Прежде всего: я не умерла, и мне ужасно жаль, что ты должен был в это поверить. Я всегда считала, что мы друзья, и прекрасно понимаю: если бы я думала, что ты умер, и горевала по тебе, а потом обнаружила, что все это обман, то я бы точно расстроилась. Ужасно обрадовалась бы, но вместе с тем и расстроилась, что мне ни за что ни про что причинили столько боли. Так что знай: я сделала это не ради шутки, так было нужно, чтобы обеспечить мою безопасность... думаю, что и вашу тоже, потому что я не та, кем вы все меня считали.
Когда ты дочитаешь это предложение, то скорее всего решишь, что я сошла с ума... но я все равно сейчас это напишу: на самом деле я из будущего.
Ладно-ладно, это действительно смахивает на бред. Мне такое и писать-то неловко... подумать только, а ведь я хотела обо всем тебе рассказать — еще тогда, в январе, когда все это случилось. Идея показалась мне здравой, но потом я осознала, что этого делать не стоит, и решила повременить с откровениями.

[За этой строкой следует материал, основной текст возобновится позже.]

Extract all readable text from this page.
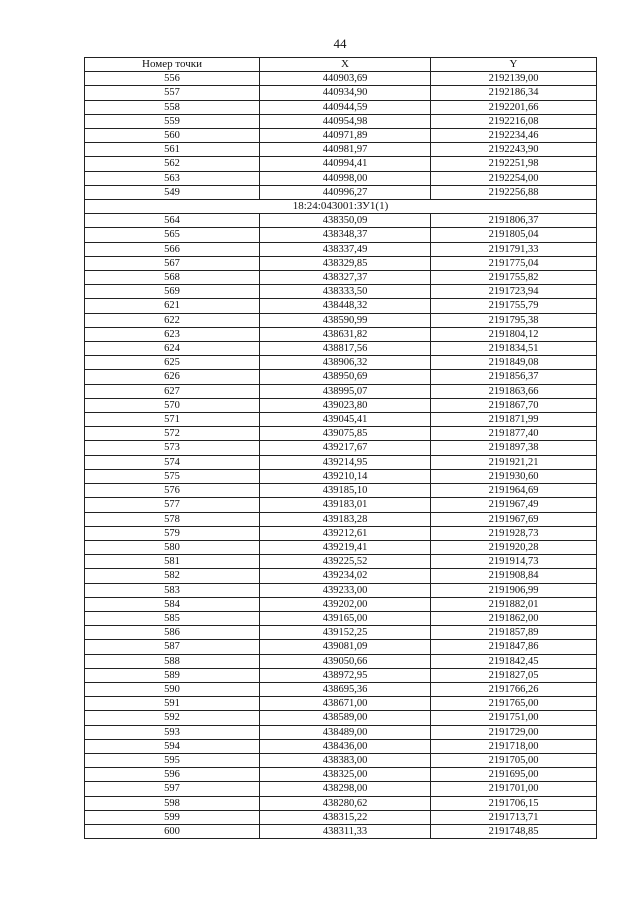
44
Номер точки	X	Y
556	440903,69	2192139,00
557	440934,90	2192186,34
558	440944,59	2192201,66
559	440954,98	2192216,08
560	440971,89	2192234,46
561	440981,97	2192243,90
562	440994,41	2192251,98
563	440998,00	2192254,00
549	440996,27	2192256,88
18:24:043001:ЗУ1(1)		
564	438350,09	2191806,37
565	438348,37	2191805,04
566	438337,49	2191791,33
567	438329,85	2191775,04
568	438327,37	2191755,82
569	438333,50	2191723,94
621	438448,32	2191755,79
622	438590,99	2191795,38
623	438631,82	2191804,12
624	438817,56	2191834,51
625	438906,32	2191849,08
626	438950,69	2191856,37
627	438995,07	2191863,66
570	439023,80	2191867,70
571	439045,41	2191871,99
572	439075,85	2191877,40
573	439217,67	2191897,38
574	439214,95	2191921,21
575	439210,14	2191930,60
576	439185,10	2191964,69
577	439183,01	2191967,49
578	439183,28	2191967,69
579	439212,61	2191928,73
580	439219,41	2191920,28
581	439225,52	2191914,73
582	439234,02	2191908,84
583	439233,00	2191906,99
584	439202,00	2191882,01
585	439165,00	2191862,00
586	439152,25	2191857,89
587	439081,09	2191847,86
588	439050,66	2191842,45
589	438972,95	2191827,05
590	438695,36	2191766,26
591	438671,00	2191765,00
592	438589,00	2191751,00
593	438489,00	2191729,00
594	438436,00	2191718,00
595	438383,00	2191705,00
596	438325,00	2191695,00
597	438298,00	2191701,00
598	438280,62	2191706,15
599	438315,22	2191713,71
600	438311,33	2191748,85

В общем, вот что со мной произошло: 2 мая 1998 года между нашими сторонами состоялась финальная битва, и по целому ряду причин Волдеморт меня убил. Я думала, что очнусь в Чистилище или реинкарнируюсь в какого-нибудь буйвола, но вместо этого проснулась в мамином доме, в своей старой спальне, и, судя по календарю, скоро должно было наступить Рождество 1976 года. Я понятия не имела, что вообще происходит. Я помнила свою смерть: Авада Кедавра — и зеленый свет. Он так и стоял у меня перед глазами — и до сих пор иногда еще снится. В кошмарах.
Я все это тебе рассказываю, потому что считаю, что ты лучше всех умеешь хранить тайны. Поскольку я из 1998 года, то могу признаться: я знаю, что ты оборотень. Как и много всего другого, в том числе о войне и о Волдеморте, что может стать просто опасным, если об этом узнает не тот человек. О том, как мы победили в первый раз...
* * *
31 июля 1979 года
Сегодня был день рождения Гарри.
По крайней мере, для Лили. Здесь и сейчас Гарри не существовало, да и в любом случае, даже если бы он тут и родился, то только через год. Но жизнь нельзя повторить во всех ее мельчайших подробностях: ни сам миг зачатия, ни то, как события развивались потом. На самом деле, будущее стало другим уже в тот момент, когда Лили проснулась в доме родителей с памятью о зеленом свете Авады; да, осознание этого пришло к ней не сразу, но правда всегда оставалась неподалеку, дожидаясь, пока ее смогут увидеть.